Viele Dinge, die ein Leben nachhaltiger gestalten können, sind erstmal teuer. Gute Kleidung, hochwertige Geräte, Lastenanhänger für das Fahrrad. Aber all diese Dinge sind aber auch darauf ausgelegt, lange zu halten.
Nachhaltigkeit bedeutet Dauerhaftigkeit und ein gewisser Minimalismus. Statt acht Modetrends pro Jahr hinterher zu laufen, fokussiert man sich auf „Basics“. Statt jedes Gerät neu zu kaufen und immer das neuste haben zu wollen, kauft man seltener und eher gebraucht.

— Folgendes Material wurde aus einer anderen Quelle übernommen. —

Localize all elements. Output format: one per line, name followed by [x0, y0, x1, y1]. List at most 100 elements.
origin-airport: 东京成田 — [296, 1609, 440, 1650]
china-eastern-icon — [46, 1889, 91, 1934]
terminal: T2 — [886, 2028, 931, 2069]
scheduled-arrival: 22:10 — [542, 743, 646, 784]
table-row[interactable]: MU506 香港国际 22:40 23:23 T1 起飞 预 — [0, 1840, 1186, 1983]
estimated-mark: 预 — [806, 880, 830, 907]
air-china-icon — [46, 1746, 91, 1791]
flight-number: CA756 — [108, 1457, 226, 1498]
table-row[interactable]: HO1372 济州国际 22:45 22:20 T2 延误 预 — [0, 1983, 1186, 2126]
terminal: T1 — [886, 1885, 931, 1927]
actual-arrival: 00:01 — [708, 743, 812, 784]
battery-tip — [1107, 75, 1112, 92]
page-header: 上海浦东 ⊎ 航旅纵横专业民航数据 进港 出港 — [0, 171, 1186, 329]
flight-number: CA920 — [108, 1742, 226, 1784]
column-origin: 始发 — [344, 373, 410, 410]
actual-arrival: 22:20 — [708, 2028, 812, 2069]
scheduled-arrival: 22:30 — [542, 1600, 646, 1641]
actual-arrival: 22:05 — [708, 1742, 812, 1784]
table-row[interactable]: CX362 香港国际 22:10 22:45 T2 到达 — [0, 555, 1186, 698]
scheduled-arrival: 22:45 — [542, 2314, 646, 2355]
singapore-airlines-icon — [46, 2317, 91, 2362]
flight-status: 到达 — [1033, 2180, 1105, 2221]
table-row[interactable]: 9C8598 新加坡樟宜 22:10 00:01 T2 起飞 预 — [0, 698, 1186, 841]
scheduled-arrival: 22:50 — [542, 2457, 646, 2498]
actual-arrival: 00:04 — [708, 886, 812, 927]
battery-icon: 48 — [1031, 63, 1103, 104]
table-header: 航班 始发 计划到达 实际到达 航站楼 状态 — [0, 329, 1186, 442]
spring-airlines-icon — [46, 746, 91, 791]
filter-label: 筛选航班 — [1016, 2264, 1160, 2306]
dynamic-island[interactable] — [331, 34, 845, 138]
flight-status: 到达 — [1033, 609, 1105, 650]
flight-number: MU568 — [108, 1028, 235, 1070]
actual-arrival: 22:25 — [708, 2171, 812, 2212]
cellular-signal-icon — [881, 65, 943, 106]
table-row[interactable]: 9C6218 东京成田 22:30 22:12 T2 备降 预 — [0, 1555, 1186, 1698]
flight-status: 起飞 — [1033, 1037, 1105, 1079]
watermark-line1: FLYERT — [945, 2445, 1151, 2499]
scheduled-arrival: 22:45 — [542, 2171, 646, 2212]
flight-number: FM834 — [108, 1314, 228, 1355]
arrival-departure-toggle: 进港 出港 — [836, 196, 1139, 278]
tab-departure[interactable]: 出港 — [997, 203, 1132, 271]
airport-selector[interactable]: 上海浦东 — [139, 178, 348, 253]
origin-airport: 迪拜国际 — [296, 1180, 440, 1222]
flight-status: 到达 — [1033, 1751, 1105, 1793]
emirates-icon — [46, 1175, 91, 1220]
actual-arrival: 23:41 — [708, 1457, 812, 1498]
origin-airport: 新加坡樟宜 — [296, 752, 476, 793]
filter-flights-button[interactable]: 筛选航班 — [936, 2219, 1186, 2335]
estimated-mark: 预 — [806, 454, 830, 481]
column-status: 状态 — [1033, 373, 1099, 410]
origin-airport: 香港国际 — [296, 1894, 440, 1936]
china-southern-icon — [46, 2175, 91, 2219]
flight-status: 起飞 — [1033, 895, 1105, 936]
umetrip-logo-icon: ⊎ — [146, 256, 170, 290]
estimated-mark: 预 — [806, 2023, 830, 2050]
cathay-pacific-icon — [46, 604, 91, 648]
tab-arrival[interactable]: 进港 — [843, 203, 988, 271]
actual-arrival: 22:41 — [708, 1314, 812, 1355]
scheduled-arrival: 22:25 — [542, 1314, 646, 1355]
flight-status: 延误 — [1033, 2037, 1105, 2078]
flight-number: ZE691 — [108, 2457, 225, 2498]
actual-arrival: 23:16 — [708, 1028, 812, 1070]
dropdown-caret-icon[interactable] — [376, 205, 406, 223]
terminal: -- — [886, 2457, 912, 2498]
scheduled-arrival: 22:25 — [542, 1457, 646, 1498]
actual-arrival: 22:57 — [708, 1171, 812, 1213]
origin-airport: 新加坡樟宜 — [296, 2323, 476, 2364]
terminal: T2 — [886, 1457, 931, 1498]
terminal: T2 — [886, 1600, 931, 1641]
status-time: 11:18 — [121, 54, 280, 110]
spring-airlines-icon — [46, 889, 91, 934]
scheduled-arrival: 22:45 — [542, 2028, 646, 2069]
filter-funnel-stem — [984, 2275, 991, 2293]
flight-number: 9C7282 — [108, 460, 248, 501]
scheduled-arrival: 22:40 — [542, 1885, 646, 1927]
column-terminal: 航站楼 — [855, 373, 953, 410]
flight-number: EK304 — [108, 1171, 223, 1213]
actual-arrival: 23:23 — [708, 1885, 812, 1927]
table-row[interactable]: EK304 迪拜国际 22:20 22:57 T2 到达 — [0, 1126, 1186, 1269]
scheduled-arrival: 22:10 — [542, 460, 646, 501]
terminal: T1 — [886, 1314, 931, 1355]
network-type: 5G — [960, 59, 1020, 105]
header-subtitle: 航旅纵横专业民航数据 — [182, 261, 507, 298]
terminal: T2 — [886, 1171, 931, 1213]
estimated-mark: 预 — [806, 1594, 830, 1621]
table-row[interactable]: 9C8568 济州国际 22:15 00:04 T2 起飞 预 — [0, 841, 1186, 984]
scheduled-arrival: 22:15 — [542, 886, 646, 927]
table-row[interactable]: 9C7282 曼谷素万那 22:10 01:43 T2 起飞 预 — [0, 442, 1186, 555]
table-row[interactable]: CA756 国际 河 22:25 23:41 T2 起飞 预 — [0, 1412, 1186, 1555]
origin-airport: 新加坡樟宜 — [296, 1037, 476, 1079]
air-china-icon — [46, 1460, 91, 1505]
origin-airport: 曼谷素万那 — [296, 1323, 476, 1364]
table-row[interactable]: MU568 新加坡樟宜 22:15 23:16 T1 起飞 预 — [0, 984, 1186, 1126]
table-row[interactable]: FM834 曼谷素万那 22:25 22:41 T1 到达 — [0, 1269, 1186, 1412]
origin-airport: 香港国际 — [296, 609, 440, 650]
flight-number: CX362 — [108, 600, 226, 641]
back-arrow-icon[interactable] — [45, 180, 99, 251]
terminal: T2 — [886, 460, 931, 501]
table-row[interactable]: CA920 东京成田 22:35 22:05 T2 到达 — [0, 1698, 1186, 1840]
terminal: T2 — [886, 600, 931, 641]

Damit spart man Geld. Also genau das, was einige Zero Waster meinen: Langfristig und gesamt gesehen wird es günstiger, nachhaltig zu leben. Denn der Verzicht an der einen Stelle ermöglicht die Mehrausgabe an anderer Stelle. Prioritäten verschieben sich und durch manch geschickten Einkauf (Großgebinde, Saison) oder DIY lässt sich auch im Lebensmittelbereich viel einsparen.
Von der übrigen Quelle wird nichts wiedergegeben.